Telluride Daily Planet, Sunday, August 23, 2015
Thirty minutes until my workday begins and I am on Main Street sneaking in a late bi-monthly transatlantic call to my aunt Michelle — who, at 90, is the undisputed matriarch of the family. I am about to receive a bit of a tongue lashing from her, which I deserve.
As the phone rings, August sunlight is filtering through the quaking aspens, grazing my shoulders. But when I hear her voice, the San Juans fade away. I can picture this woman, the middle of the three sisters in my mother’s family, as clearly as if she were standing in front of me.

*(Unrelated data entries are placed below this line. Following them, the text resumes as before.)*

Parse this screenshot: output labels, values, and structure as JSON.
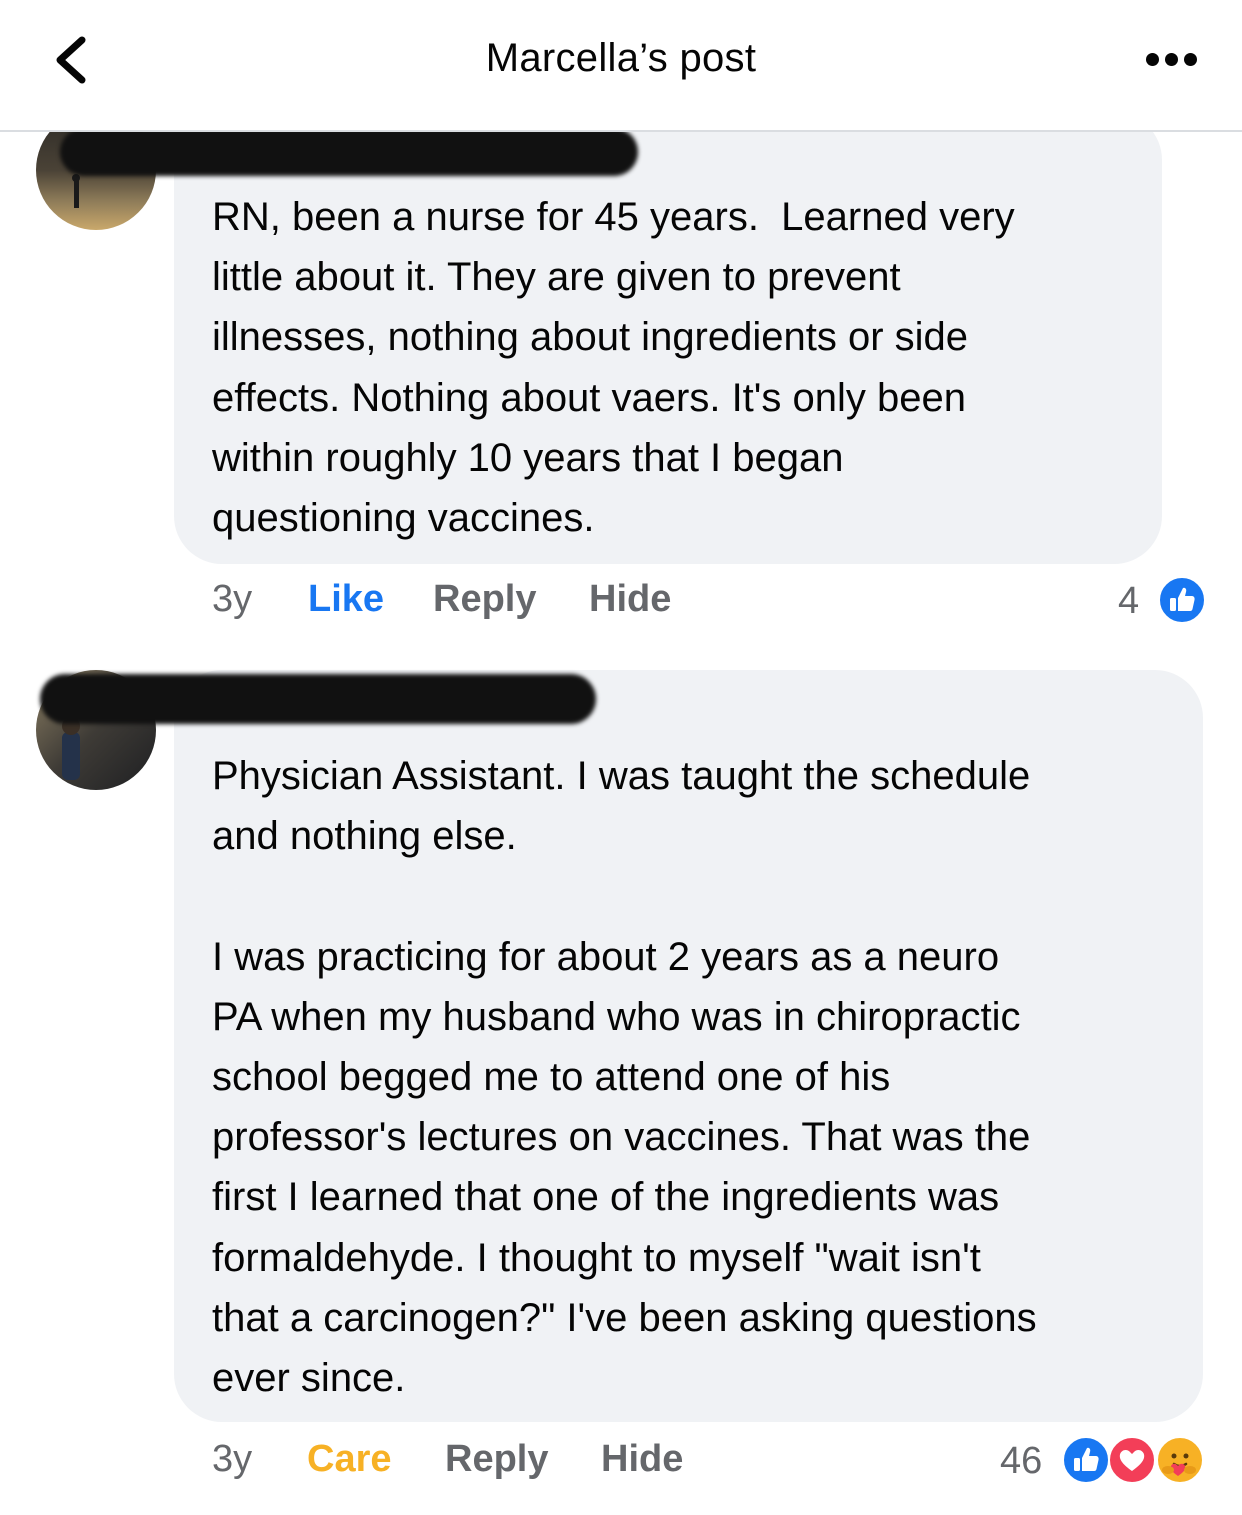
{
  "header": {
    "title": "Marcella’s post"
  },
  "comments": [
    {
      "text": "RN, been a nurse for 45 years.  Learned very\nlittle about it. They are given to prevent\nillnesses, nothing about ingredients or side\neffects. Nothing about vaers. It's only been\nwithin roughly 10 years that I began\nquestioning vaccines.",
      "time": "3y",
      "reaction_label": "Like",
      "reaction_color": "#1877f2",
      "reply_label": "Reply",
      "hide_label": "Hide",
      "reaction_count": "4",
      "reaction_icons": [
        "like-icon"
      ]
    },
    {
      "text": "Physician Assistant. I was taught the schedule\nand nothing else.\n\nI was practicing for about 2 years as a neuro\nPA when my husband who was in chiropractic\nschool begged me to attend one of his\nprofessor's lectures on vaccines. That was the\nfirst I learned that one of the ingredients was\nformaldehyde. I thought to myself \"wait isn't\nthat a carcinogen?\" I've been asking questions\never since.",
      "time": "3y",
      "reaction_label": "Care",
      "reaction_color": "#f7b125",
      "reply_label": "Reply",
      "hide_label": "Hide",
      "reaction_count": "46",
      "reaction_icons": [
        "like-icon",
        "love-icon",
        "care-icon"
      ]
    }
  ]
}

Her dark, thinning hair is carefully curled. Under a perpetual cardigan, she is wearing a crisp peach or sky-blue blouse, buttoned to the top, with a silk scarf and brooch. Her A-line skirt is knee length and her shoes sensible but elegant. There is probably the remainder of the day’s lipstick on her lips.

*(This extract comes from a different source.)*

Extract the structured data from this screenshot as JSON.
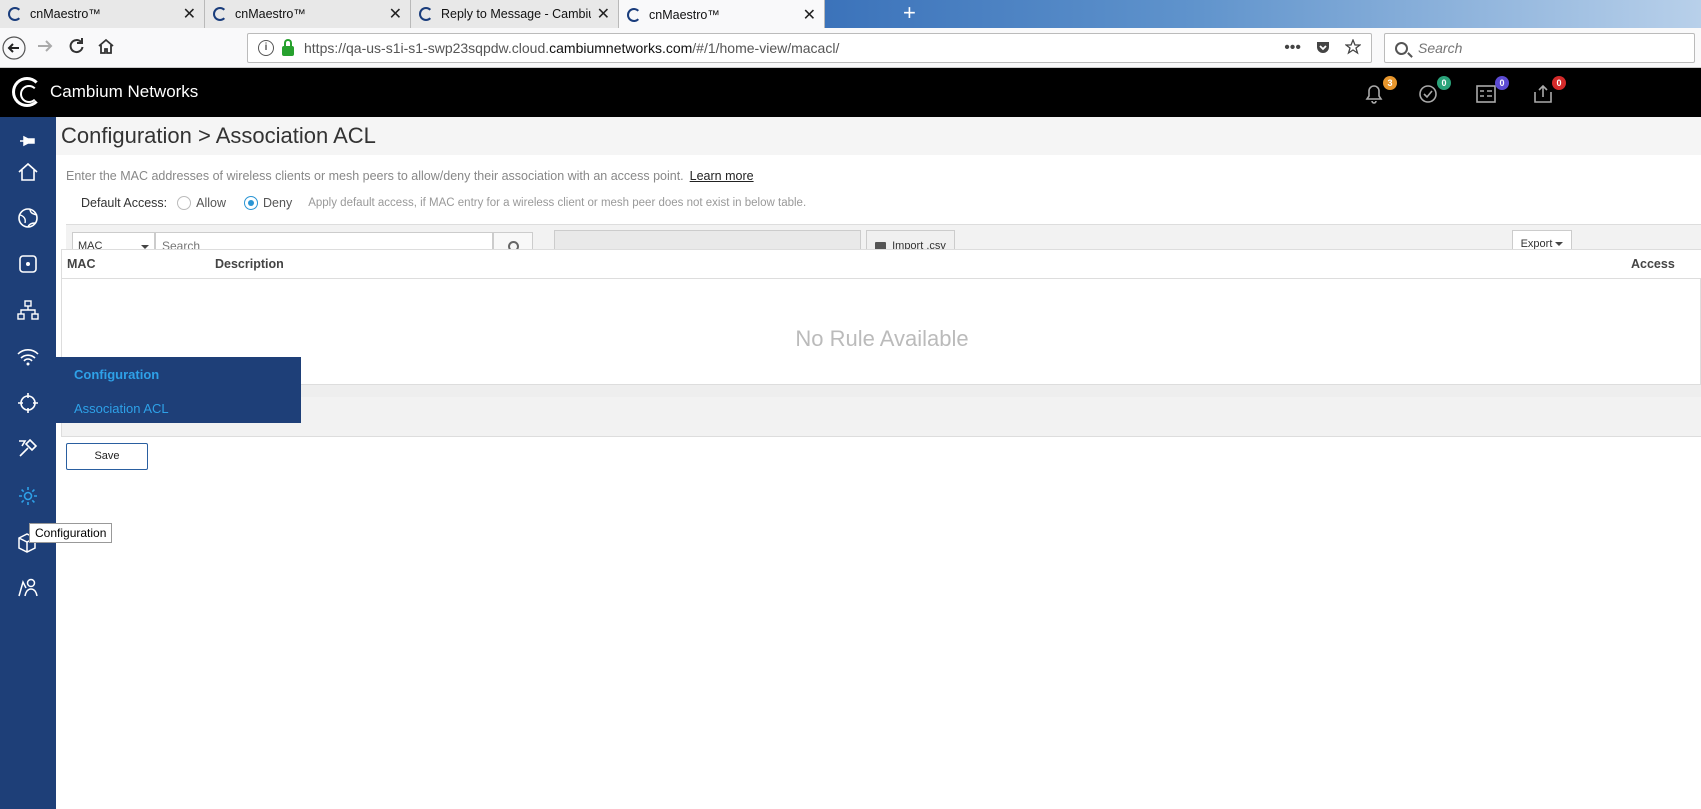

She has never wavered from the attention given her appearance, even after her husband of over 60 years passes, taking a large portion of her heart along with him. And no matter what is going on — pain or heartache or worry or just plain weariness — her smile is exceedingly quick, youthful and captivating. I don’t hear much of a smile today, however.

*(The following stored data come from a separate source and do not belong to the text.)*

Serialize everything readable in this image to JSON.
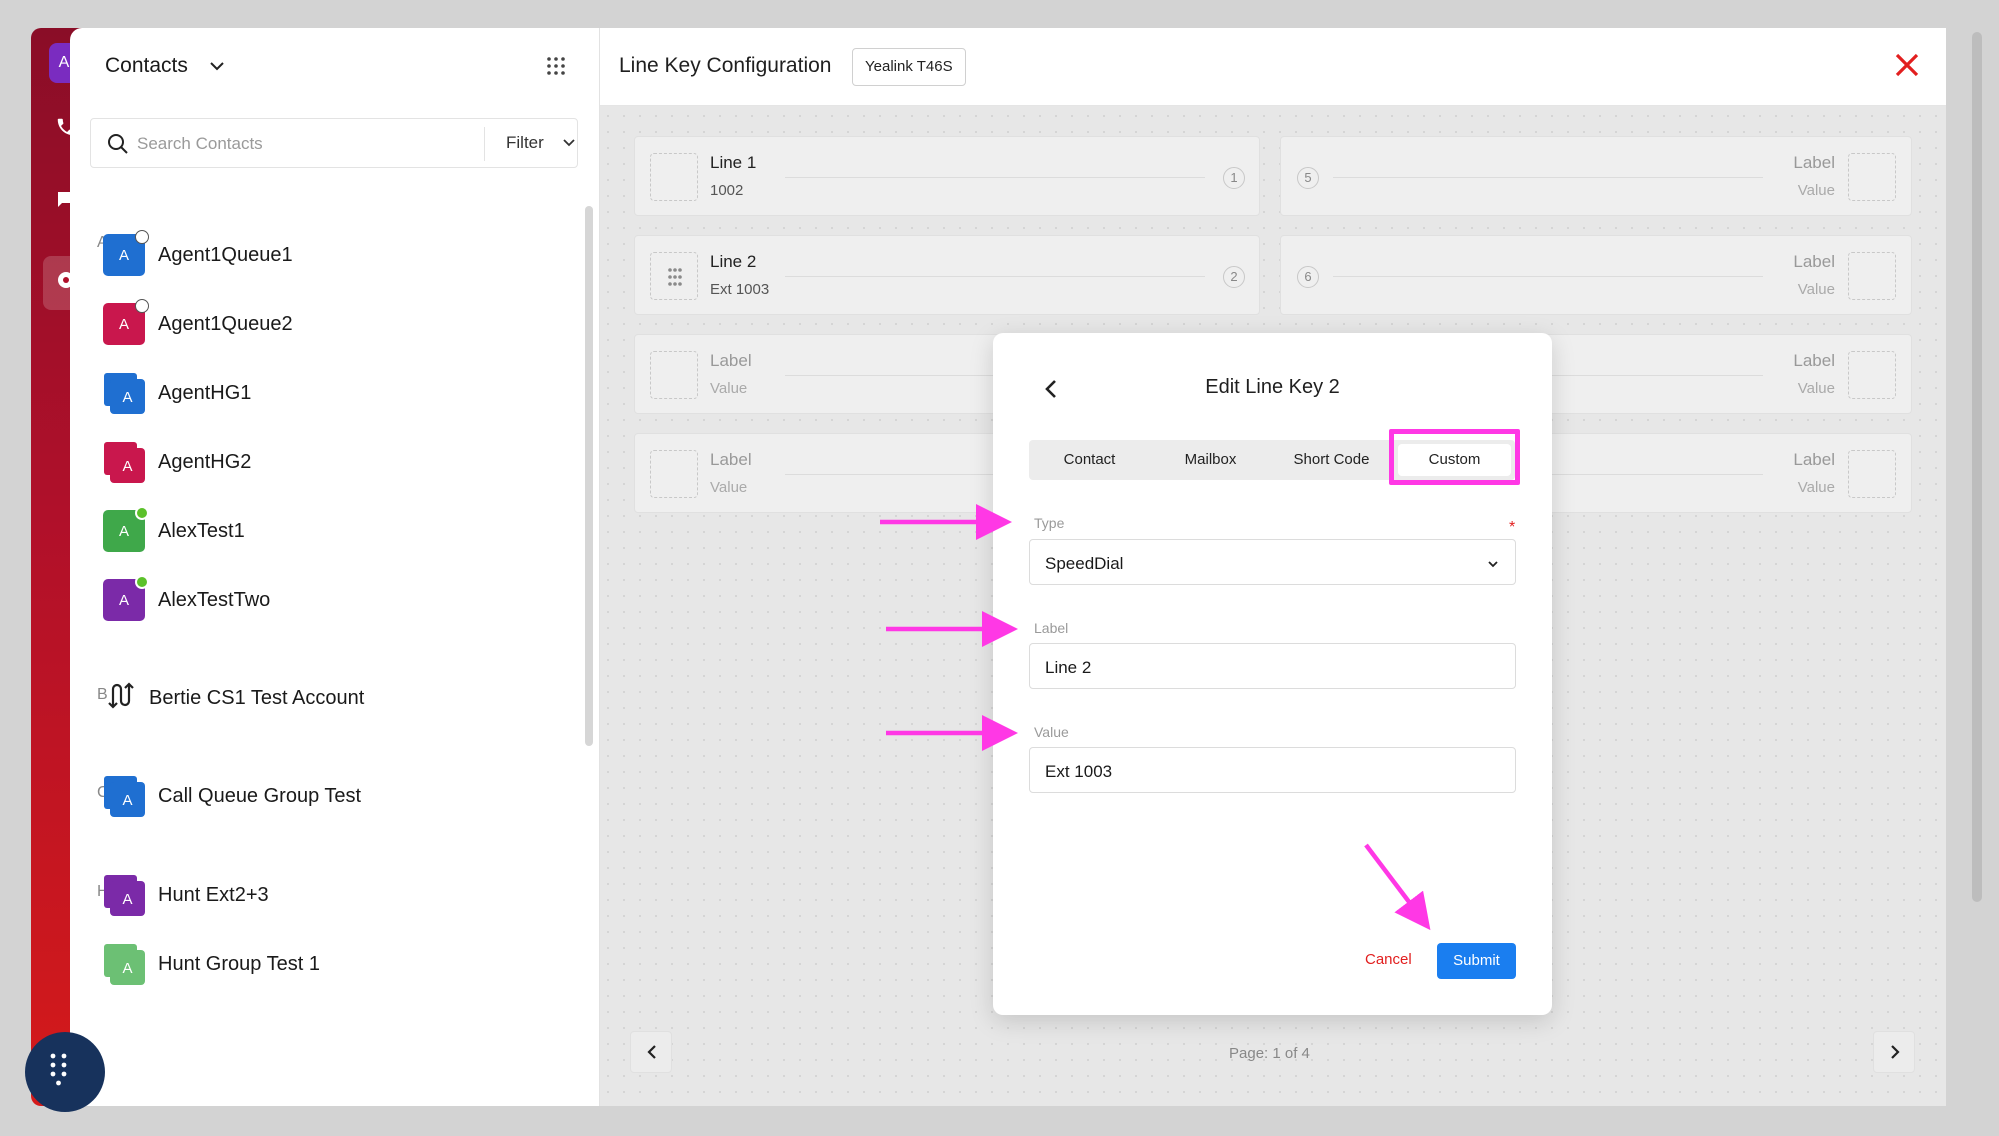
{
  "rail": {
    "avatar_letter": "A"
  },
  "contacts": {
    "title": "Contacts",
    "search_placeholder": "Search Contacts",
    "filter_label": "Filter",
    "sections": [
      {
        "letter": "A",
        "items": [
          {
            "initial": "A",
            "name": "Agent1Queue1",
            "color": "#1f6fd1",
            "status": "dnd"
          },
          {
            "initial": "A",
            "name": "Agent1Queue2",
            "color": "#c9174d",
            "status": "dnd"
          },
          {
            "initial": "A",
            "name": "AgentHG1",
            "color": "#1f6fd1",
            "status": "group"
          },
          {
            "initial": "A",
            "name": "AgentHG2",
            "color": "#c9174d",
            "status": "group"
          },
          {
            "initial": "A",
            "name": "AlexTest1",
            "color": "#3fa84a",
            "status": "online"
          },
          {
            "initial": "A",
            "name": "AlexTestTwo",
            "color": "#7b2aa8",
            "status": "online"
          }
        ]
      },
      {
        "letter": "B",
        "items": [
          {
            "initial": "",
            "name": "Bertie CS1 Test Account",
            "color": "",
            "status": "route"
          }
        ]
      },
      {
        "letter": "C",
        "items": [
          {
            "initial": "A",
            "name": "Call Queue Group Test",
            "color": "#1f6fd1",
            "status": "group"
          }
        ]
      },
      {
        "letter": "H",
        "items": [
          {
            "initial": "A",
            "name": "Hunt Ext2+3",
            "color": "#7b2aa8",
            "status": "group"
          },
          {
            "initial": "A",
            "name": "Hunt Group Test 1",
            "color": "#6cc074",
            "status": "group"
          }
        ]
      }
    ]
  },
  "main": {
    "title": "Line Key Configuration",
    "device_model": "Yealink T46S",
    "pager": "Page: 1 of 4",
    "left_keys": [
      {
        "label": "Line 1",
        "value": "1002",
        "number": "1",
        "active": true
      },
      {
        "label": "Line 2",
        "value": "Ext 1003",
        "number": "2",
        "active": true
      },
      {
        "label": "Label",
        "value": "Value",
        "number": "",
        "active": false
      },
      {
        "label": "Label",
        "value": "Value",
        "number": "",
        "active": false
      }
    ],
    "right_keys": [
      {
        "label": "Label",
        "value": "Value",
        "number": "5"
      },
      {
        "label": "Label",
        "value": "Value",
        "number": "6"
      },
      {
        "label": "Label",
        "value": "Value",
        "number": ""
      },
      {
        "label": "Label",
        "value": "Value",
        "number": ""
      }
    ]
  },
  "modal": {
    "title": "Edit Line Key 2",
    "tabs": [
      "Contact",
      "Mailbox",
      "Short Code",
      "Custom"
    ],
    "selected_tab": "Custom",
    "type_label": "Type",
    "type_value": "SpeedDial",
    "label_label": "Label",
    "label_value": "Line 2",
    "value_label": "Value",
    "value_value": "Ext 1003",
    "cancel_label": "Cancel",
    "submit_label": "Submit",
    "required_mark": "*"
  },
  "colors": {
    "accent": "#1a7ef0",
    "annotation": "#ff38e5",
    "danger": "#e21f1f"
  }
}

Bibiche (bee-beesh’), the nickname we Americans use for her (biche means doe) is still sharp as a tack: she talks French politics, American forest fires, Downtown Abbey, radio interviews, all manner of topics and details. (In the past year, she has had to give up her English language class, for which she registered at the age of 87.) She has lunch a couple of times a week with her only son and daughter-in-law and, of course, keeps close tabs on everything related to the family.
After a brief hello and thank you for calling, she is doing one of her little tricks: telling me things I don’t know about one of my own siblings, a brother who is in the process of moving after 30 years in the same place. Really, I have no idea. She quizzes me on the others and I share news, both good and bad. She listens politely, remembering everything in order to update the French side. I tell her I am ashamed not to have written my great cousin, Francoise (72), after having promised — again — to be better about it. Well, she says, Francoise is also really busy, you know, what with the grandkids, cycling, her theater group. At the same time…
…I can’t keep doing this. You younger people are going to have to step up and keep in touch with each other. I’m getting old. You know, after my 90th birthday party, I sent you and your siblings photos — all of you — and not one of you acknowledged receiving them?
There is a pause and I hear the worry and concern in her voice. Here she is, at her age, still tending to the nuts and bolts and fabric of our family across the pond better than we are. I know her mission after my mother’s passing has been to hold it all together, not to forget the sister she idolized, or those of us who stand in for her now. We have not helped.
I’m sorry, I begin. There’s really no excuse.
I know you’re busy, she says. But can you find out if your oldest brother has those photos I gave to him? And the only reason I know about your other brother is because I kept calling him until he finally answered. I wasn’t sure I had the right address or phone number.
She has always fretted over letters containing photos and mementos landing in postal purgatory. And though she has recently acquired an iPad, electronics still make her nervous. I assure her I will try again to use her iCloud address to send photos. Her goodbye is weary.
On our visit two years ago, Bibiche has us over for a “simple” lunch of shrimp salad and duck confit, serves us coffee and dessert, and then presents us with gifts from the local chocolaterie and yet another envelope of photos. She waves to us from the door of the garage knowing it may well be the last time.
I think about everything this woman has done for me in my life — besides just simply being my aunt and loving me. She has given me an appreciation of care, both for self and others. An appreciation of connection, to family and the world at large. An appreciation of marriage and deference. Deep concern for people, as well as a light touch.
Our phone call reminds me: she is an example for you. Take advantage, now!